Первая любовь

               

– Зачем тебе всё это надо? – в который раз, рыдая, произнесла она.- Зачем…
          Я и сам уже не знал  – зачем…
Ведь была у нас любовь: вздохи, нескончаемые разговоры, роднившие души, когда хотелось порхать как бабочка, и упиваться счастьем, а эти бесконечные поцелуи, пьянящие и дурманящие…
«То была потребность любить, – успокаивал я себя. – Молодая кровь играла, да и нужно было кого то любить»
… Мы познакомились, будучи студентами. Она, правда, училась в институте заочно, и работала уже на заводе инженером, я же – учился на дневном отделении. Был прилежным, эгоистичным, самоуверенным отличником и жутко гордился, что скоро буду инженером, настоящим, не «вытянутым за уши» заочной формой обучения. Мы были одногодками и нас роднила молодость: как все, двадцатилетние, любили музыку, многочисленные тусовки, дискотеки и входившие тогда в моду, в начале восьмидесятых годов, викторины «Что, где, когда?» Проводились они в ту пору везде: в школах, институтах, клубах, при заводах, фабриках. Передовая тогда молодежь, комсомольцы, считали большим и важным событием – организовать и провести эту викторину. Трудности в этом состояли не в подборе конкурсантов и вопросов для них (их было предостаточно), а в банальной нехватке художественной литературы, книг в хорошем переплете, служивших в качестве призов – был тогда, и в этом, дефицит.
Все сложилось у нас, как - будто, по ранее продуманному сценарию. Она была ведущей заводской викторины «Что, где, когда?», а я – среди приглашенных студентов на вечеринку. Она сразу понравилась мне:  симпатичная, чуть полноватая, голубоглазая блондинка, с хорошим, волнующим бюстом, и миловидным, улыбающимся открыто лицом. Я, энергичный, беззаботный парень, не преминул похвастаться всем своей эрудицией: вызвался быть капитаном команды знатоков. И надо сказать не подкачал: команда моя выиграла. Теперь то я понимаю, что если бы она меня не подбадривала со сцены своими теплыми, такими домашними словами: «дружок», «всезнайка», «наш Аристотель», и нетрадиционно, восхищенно глядела на меня и радовалась, по - детски, хлопая в ладоши, каждому моему правильному ответу – никогда бы не выиграл, стушевался бы.
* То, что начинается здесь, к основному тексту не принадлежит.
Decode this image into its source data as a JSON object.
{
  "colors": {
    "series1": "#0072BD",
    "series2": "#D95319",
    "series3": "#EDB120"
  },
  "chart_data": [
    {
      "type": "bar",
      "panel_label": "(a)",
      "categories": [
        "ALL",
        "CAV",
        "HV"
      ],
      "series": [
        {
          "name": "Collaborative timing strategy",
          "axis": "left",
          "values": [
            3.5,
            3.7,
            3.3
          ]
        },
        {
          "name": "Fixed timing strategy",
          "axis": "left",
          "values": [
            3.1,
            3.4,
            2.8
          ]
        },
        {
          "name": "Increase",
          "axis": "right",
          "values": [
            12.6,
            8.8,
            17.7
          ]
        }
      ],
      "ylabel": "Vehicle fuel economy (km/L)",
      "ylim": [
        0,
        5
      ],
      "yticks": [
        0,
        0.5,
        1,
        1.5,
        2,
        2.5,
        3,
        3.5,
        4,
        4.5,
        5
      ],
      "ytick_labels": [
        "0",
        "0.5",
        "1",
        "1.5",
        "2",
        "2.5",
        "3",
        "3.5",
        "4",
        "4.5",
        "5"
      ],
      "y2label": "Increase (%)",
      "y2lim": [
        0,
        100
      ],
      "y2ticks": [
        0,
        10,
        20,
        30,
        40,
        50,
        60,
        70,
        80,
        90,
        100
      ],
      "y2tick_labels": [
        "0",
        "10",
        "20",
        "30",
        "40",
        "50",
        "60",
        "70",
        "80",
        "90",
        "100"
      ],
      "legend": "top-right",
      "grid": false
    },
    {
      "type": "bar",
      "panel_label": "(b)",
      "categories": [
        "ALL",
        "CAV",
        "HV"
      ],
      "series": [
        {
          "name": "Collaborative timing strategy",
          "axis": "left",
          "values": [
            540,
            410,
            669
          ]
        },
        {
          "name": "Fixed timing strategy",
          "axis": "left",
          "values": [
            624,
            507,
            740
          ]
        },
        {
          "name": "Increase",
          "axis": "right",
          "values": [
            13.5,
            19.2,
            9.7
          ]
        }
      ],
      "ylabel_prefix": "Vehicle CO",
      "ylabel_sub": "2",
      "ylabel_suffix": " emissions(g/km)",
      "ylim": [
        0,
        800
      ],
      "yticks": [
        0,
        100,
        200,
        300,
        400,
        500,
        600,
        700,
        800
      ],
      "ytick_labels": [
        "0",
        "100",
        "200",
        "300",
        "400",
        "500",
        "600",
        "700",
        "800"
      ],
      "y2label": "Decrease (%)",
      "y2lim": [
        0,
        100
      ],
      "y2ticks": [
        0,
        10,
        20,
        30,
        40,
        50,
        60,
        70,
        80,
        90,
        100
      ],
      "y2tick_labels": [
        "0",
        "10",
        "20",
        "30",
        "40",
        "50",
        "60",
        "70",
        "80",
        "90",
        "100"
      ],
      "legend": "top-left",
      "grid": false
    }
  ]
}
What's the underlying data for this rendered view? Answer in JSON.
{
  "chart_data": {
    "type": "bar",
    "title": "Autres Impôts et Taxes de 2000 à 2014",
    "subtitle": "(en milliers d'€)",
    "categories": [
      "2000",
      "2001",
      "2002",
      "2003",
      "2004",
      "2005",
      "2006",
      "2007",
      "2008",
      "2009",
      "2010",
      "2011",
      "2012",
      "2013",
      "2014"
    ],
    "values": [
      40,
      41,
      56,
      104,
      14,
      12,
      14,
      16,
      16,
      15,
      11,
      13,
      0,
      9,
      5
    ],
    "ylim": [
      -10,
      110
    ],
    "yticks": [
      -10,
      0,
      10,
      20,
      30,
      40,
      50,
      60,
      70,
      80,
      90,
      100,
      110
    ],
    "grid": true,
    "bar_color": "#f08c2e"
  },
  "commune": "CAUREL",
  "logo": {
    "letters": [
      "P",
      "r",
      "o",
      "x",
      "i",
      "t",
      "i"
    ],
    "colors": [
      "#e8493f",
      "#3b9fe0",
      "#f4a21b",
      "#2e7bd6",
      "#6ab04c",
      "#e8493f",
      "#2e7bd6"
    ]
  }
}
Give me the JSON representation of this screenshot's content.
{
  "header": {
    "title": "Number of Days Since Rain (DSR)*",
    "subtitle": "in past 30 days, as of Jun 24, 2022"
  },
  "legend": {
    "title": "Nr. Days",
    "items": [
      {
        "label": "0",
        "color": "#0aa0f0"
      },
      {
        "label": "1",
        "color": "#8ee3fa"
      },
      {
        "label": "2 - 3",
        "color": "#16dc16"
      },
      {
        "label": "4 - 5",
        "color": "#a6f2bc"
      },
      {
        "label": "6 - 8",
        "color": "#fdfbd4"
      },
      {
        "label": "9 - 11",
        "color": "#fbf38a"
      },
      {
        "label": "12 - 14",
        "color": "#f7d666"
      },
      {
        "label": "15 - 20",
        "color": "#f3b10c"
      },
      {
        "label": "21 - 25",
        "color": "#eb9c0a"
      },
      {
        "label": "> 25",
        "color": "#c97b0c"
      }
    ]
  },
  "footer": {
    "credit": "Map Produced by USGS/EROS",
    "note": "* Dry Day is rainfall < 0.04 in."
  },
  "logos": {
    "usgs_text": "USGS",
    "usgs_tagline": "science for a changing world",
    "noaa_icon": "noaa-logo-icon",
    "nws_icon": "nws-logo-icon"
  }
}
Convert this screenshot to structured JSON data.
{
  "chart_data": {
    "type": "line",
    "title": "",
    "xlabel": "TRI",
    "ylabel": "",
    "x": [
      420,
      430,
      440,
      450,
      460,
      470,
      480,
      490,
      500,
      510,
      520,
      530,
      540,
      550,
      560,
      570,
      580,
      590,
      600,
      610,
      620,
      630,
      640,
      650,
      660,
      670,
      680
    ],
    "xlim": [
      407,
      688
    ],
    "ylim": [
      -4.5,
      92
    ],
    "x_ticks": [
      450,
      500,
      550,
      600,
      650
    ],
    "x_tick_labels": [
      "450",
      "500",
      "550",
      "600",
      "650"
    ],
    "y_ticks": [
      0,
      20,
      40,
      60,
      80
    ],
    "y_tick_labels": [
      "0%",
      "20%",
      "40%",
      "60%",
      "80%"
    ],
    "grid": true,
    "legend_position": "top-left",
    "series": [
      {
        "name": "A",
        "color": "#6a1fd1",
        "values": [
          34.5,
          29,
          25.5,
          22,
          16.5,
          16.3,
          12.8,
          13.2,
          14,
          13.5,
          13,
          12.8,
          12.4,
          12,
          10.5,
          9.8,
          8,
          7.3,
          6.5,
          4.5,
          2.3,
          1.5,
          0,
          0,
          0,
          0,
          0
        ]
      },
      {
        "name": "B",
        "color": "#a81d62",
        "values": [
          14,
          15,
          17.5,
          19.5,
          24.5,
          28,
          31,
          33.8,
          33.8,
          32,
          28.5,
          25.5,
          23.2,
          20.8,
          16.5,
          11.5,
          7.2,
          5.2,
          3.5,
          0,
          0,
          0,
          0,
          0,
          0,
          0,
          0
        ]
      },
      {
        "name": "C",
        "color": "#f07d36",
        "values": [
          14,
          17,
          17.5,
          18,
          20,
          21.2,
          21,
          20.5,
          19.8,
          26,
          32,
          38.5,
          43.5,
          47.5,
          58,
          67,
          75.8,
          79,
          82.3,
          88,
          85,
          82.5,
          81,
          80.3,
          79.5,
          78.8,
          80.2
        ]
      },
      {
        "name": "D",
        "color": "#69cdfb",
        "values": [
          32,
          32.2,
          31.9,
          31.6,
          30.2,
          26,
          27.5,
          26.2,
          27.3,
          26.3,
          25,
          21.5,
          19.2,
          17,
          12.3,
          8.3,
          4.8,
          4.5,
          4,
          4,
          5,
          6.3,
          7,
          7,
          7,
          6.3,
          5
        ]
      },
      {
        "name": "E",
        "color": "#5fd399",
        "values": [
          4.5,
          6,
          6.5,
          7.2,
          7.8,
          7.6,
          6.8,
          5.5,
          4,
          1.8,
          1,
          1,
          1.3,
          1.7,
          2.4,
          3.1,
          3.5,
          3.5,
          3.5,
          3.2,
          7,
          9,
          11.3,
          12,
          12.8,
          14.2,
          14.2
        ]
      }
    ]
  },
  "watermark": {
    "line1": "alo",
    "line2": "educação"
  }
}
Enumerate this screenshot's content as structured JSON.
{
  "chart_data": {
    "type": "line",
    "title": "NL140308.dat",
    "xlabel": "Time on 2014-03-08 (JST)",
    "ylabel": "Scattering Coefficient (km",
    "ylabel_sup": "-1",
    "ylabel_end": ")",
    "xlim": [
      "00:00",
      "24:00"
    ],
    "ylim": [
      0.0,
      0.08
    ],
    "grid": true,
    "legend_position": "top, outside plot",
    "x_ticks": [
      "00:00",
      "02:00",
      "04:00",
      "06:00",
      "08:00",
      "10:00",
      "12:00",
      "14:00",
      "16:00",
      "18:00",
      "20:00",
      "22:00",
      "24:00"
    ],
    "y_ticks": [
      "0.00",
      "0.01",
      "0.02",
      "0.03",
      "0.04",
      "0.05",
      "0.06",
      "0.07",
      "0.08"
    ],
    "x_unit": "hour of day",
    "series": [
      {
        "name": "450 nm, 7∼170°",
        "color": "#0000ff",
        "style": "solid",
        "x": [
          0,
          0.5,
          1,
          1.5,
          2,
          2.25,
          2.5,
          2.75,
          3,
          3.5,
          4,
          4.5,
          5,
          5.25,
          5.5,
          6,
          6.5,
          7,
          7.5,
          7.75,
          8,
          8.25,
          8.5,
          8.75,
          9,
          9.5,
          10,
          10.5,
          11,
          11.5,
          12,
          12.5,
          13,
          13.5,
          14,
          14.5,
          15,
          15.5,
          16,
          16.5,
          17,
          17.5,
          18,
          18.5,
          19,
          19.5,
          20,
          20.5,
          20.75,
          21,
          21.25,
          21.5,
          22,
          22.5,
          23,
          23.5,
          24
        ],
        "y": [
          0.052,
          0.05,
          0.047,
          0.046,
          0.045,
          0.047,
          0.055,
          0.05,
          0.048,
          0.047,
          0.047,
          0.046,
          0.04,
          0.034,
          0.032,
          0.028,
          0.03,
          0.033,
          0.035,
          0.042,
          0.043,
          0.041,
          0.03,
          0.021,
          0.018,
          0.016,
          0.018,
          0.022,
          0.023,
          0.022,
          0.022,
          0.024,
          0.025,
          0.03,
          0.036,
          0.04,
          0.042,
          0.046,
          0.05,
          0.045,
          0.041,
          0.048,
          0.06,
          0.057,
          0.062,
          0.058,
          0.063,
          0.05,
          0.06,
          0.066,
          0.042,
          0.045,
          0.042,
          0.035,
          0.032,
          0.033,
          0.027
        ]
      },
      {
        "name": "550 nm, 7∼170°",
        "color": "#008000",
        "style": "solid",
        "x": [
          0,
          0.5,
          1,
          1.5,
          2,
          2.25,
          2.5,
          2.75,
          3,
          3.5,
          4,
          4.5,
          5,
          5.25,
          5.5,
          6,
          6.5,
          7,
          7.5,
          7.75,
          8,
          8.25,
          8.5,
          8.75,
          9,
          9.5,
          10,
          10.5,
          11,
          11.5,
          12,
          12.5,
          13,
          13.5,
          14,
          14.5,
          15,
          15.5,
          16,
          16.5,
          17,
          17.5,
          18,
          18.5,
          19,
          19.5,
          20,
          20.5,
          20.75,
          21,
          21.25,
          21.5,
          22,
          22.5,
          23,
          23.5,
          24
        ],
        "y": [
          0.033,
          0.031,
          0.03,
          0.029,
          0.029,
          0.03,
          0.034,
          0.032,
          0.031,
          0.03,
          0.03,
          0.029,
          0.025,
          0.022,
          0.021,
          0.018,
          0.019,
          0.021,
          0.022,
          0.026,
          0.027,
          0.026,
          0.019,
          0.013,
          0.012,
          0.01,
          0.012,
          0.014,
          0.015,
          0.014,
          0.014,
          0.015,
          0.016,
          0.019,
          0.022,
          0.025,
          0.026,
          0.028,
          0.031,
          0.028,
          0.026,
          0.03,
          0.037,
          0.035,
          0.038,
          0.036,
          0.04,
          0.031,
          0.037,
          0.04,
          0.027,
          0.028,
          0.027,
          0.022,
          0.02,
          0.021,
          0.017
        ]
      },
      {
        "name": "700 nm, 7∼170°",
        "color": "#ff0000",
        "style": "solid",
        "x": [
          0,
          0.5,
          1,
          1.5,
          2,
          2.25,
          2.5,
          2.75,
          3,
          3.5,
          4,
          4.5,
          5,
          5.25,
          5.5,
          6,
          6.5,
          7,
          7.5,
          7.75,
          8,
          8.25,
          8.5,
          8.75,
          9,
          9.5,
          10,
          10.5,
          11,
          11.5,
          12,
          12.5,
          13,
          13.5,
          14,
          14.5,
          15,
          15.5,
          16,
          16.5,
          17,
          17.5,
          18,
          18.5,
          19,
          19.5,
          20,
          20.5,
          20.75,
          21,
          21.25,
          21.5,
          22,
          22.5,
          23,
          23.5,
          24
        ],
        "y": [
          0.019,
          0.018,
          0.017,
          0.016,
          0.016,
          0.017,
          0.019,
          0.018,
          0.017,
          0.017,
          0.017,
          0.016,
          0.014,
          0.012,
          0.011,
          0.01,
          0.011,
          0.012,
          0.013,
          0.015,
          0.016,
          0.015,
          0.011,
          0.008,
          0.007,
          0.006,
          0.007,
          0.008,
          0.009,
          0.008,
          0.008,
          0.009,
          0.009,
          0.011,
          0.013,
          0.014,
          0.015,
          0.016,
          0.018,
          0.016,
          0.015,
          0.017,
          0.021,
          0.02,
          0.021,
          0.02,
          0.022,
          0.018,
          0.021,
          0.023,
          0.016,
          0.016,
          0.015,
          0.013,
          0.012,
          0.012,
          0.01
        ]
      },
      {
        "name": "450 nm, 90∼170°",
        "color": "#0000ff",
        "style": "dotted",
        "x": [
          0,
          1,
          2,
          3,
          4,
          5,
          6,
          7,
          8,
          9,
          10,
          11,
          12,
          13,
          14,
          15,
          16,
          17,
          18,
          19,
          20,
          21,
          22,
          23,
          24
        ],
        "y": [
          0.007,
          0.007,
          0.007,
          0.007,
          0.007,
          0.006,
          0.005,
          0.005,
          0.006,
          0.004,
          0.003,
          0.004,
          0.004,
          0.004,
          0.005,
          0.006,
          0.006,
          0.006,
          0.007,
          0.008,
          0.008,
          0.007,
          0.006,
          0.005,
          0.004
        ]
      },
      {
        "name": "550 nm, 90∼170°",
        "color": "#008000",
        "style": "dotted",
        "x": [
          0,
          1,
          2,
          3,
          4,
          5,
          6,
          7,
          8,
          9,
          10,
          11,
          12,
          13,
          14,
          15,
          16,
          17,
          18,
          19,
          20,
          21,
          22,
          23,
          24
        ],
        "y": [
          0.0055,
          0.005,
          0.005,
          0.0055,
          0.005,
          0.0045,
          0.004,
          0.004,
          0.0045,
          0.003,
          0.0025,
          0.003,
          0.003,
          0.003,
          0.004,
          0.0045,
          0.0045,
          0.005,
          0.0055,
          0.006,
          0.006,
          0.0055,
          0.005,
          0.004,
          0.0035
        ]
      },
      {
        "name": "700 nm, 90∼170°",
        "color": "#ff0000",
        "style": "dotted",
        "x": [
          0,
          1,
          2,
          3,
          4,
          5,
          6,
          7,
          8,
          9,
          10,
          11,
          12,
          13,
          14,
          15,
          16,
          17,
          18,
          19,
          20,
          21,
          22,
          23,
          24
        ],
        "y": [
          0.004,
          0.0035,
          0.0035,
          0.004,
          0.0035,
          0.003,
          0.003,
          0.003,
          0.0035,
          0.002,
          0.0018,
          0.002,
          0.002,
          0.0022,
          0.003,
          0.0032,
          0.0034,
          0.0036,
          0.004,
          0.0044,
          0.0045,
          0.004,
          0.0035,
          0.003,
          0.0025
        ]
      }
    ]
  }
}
– Она на тебя запала, – в перерыве, в курилке, возвестил меня мой закадычный друг, тоже студент, а нынче товарищ по команде. –  Вся дрожит, горит в истоме… Микрофон того и гляди: расплавится.
И действительно, когда вручала она мне приз – какие-то толстые томики энциклопедий, перевязанные розовой ленточкой, ее руки так дрожали, а голос так неподдельно волнующе звенел, что все игроки, все без исключения, зашептали мне в спину: « Ну, кажется, втюрилась девка».
Мы долго тогда бродили по вечернему зимнему заснеженному городу, взявшись за руки. Она  щебетала, как та влюбленная, растревоженная птичка, дождавшаяся, наконец-то, своего суженного. Я периодически грел своим дыханьем ее озябшие руки, а она не вырывала их и радостно смеялась.
Когда я впервые ее поцеловал, она вся раскраснелась, вся застыла. Будто бы хотела продлить эту сладострастную минуту, и, ойкнув, горячо обняла меня, целуя - грея мой, холодный от волнения, потный лоб, мои губы, и сердце мое учащенно забилось, заиграло во мне невиданную ранее музыку. Я слушал и наслаждался этой музыкой, а она, словно дирижер, все заводила и заводила во мне жар, заставляла держать нужный ритм, тянуть нужную ноту…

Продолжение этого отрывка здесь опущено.